Number of law firms shut down falls to 10-year low


Interventions: SRA unsure whether decrease marks a trend

The number of law firms shut down by the Solicitors Regulation Authority (SRA) fell to a 10-year low in 2018, but payouts to victims of dishonest solicitors have increased, new figures have shown.

The SRA’s 2017/18 annual report, published yesterday, also showed how the number of solicitors continued to increase, with the roll not far off from containing 200,000 names.

Only 33 firms were shut down in the year to 31 October 2018, down from 50 in the previous 12 months, and a post-financial crash high of 89 in 2008/09. Suspected dishonesty was a feature in 29 of the interventions.

But the report said: “We cannot yet say whether it is representative of a downward trend in the sector.”

The report highlighted the logistical challenge of interventions – the SRA collected 282,076 files from the firms it closed down during the year, and currently holds 400,000 boxes in storage at a cost of £1.3m.

It holds documents from the 1800s, 34,000 wills and last year even collected an artificial hip during an intervention.

The Compensation Fund makes payments – capped at £1m – to members of the public and small businesses to replace money taken or improperly used by their solicitor.

It only covers firms where all the partners are involved in the theft – because otherwise the loss is covered by the firm’s indemnity insurance – and so generally only supports clients of sole practitioners or very small partnerships.

In 2017/18, the SRA paid out on 1,553 claims worth a total of £18.1m, with the average value of a payment £11,500. This is the highest figure since 2013/14, when the fund paid out £23.6m.

Replacing people’s inheritance was the main drain on the fund, leading to £5.3m in payments, followed by replacing £3.7m in funds that were intended to pay for people’s property deposits.

The report said the largest single payment was for just over £820,000 after a shortfall in the firm’s client account meant there was not enough to pay the beneficiary of an estate what they were owed.
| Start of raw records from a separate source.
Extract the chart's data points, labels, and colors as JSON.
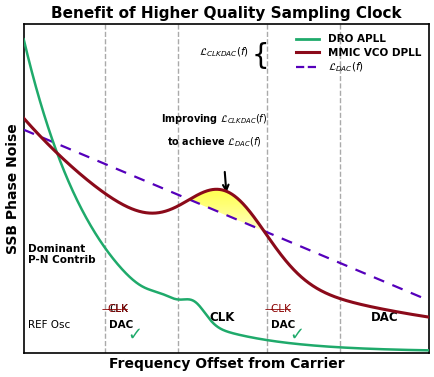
{
  "title": "Benefit of Higher Quality Sampling Clock",
  "xlabel": "Frequency Offset from Carrier",
  "ylabel": "SSB Phase Noise",
  "background_color": "#ffffff",
  "dro_color": "#1faa6b",
  "mmic_color": "#8b0a1a",
  "dac_color": "#5500bb",
  "vline_color": "#aaaaaa",
  "legend_dro": "DRO APLL",
  "legend_mmic": "MMIC VCO DPLL",
  "title_fontsize": 11,
  "label_fontsize": 10,
  "vlines": [
    0.2,
    0.38,
    0.6,
    0.78
  ]
}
The money was later recovered it from the estate.

A partner at the firm was struck off as a result, and two others at the firm made subject to practising conditions.
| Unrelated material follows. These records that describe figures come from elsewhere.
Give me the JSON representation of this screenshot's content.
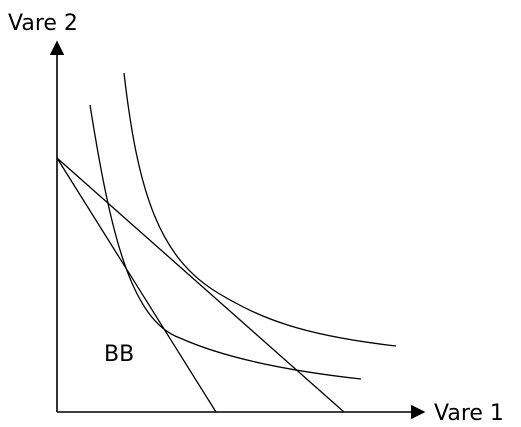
{
  "diagram": {
    "y_axis_label": "Vare 2",
    "x_axis_label": "Vare 1",
    "region_label": "BB",
    "line_color": "#000000",
    "background": "#ffffff"
  }
}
Concerns over the increasing number and value of claims against the fund led last year to a substantial increase in contributions from practising solicitors and firms.

The report said the SRA received 11,508 reports concerning solicitors’ or firms’ behaviour, 911 of which (8%) led to an internal referral for possible disciplinary action or a referral to the Legal Ombudsman.
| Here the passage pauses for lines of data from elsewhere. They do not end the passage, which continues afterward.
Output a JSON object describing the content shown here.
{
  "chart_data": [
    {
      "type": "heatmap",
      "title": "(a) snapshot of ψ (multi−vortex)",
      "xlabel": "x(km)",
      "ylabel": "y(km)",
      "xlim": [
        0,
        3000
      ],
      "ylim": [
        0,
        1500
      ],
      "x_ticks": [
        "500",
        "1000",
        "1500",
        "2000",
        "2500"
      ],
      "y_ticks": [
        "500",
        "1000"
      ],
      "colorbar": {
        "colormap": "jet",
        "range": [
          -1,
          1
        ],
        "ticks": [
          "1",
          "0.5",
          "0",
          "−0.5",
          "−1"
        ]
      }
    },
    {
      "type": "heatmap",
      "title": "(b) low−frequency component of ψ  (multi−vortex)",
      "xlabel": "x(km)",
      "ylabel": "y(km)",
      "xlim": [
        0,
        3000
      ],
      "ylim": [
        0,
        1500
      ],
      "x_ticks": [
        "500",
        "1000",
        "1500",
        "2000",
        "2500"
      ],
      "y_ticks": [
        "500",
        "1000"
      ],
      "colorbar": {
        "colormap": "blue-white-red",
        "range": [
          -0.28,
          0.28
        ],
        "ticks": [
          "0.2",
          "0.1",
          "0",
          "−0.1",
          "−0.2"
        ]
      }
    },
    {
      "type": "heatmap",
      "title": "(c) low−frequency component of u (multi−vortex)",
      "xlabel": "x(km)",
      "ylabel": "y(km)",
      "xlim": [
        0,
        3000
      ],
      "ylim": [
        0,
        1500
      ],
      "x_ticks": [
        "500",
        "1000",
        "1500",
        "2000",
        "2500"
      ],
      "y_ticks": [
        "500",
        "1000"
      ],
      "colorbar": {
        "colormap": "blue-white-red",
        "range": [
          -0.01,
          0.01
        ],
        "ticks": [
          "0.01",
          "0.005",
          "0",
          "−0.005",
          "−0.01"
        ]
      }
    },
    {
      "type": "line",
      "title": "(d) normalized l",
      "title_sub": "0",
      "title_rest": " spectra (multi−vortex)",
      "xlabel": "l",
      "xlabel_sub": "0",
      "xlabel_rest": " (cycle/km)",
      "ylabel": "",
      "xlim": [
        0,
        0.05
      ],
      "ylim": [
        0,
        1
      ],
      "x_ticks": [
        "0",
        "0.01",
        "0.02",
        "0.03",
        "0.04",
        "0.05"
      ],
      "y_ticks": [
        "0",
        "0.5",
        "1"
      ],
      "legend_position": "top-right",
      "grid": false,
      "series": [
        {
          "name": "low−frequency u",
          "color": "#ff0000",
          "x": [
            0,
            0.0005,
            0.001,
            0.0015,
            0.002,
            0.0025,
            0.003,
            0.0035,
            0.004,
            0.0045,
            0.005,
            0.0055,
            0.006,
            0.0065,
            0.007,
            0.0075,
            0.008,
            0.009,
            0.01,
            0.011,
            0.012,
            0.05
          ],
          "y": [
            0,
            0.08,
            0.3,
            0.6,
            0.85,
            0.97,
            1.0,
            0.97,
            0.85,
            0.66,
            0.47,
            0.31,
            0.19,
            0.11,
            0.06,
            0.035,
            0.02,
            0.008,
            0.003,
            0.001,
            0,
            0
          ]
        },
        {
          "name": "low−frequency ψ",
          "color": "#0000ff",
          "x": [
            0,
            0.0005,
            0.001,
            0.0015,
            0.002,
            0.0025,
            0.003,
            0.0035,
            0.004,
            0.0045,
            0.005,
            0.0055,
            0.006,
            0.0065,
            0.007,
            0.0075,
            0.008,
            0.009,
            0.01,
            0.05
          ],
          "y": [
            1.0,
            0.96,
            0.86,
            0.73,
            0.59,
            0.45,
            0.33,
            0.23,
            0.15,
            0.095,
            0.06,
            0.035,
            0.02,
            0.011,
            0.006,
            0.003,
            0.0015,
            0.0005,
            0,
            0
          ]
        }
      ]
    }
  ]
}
The single largest complaint (15%) was that a solicitor had taken unfair advantage of a third party, such as a litigant in person, followed by inadequate client care (9%).

Other figures of interest in the report were the slow but steady increase in the number of solicitor apprenticeships available – 133 in 2018, compared to 75 and 25 in the previous two years – and in the number of people who qualified with part of their training satisfied through ‘equivalent means’ (meeting SRA training requirements in another way): 85 in 2018, up from 70, 63 and 8 in the previous three years.

The number of practising solicitors at 31 October 2018 was 146,625, up 2.5% over the 12 months, and those on the roll reaching 192,121, up 3.7%.

The number of law firms stayed virtually static at 10,407, although the trend for firms to incorporate and leave partnership behind continued.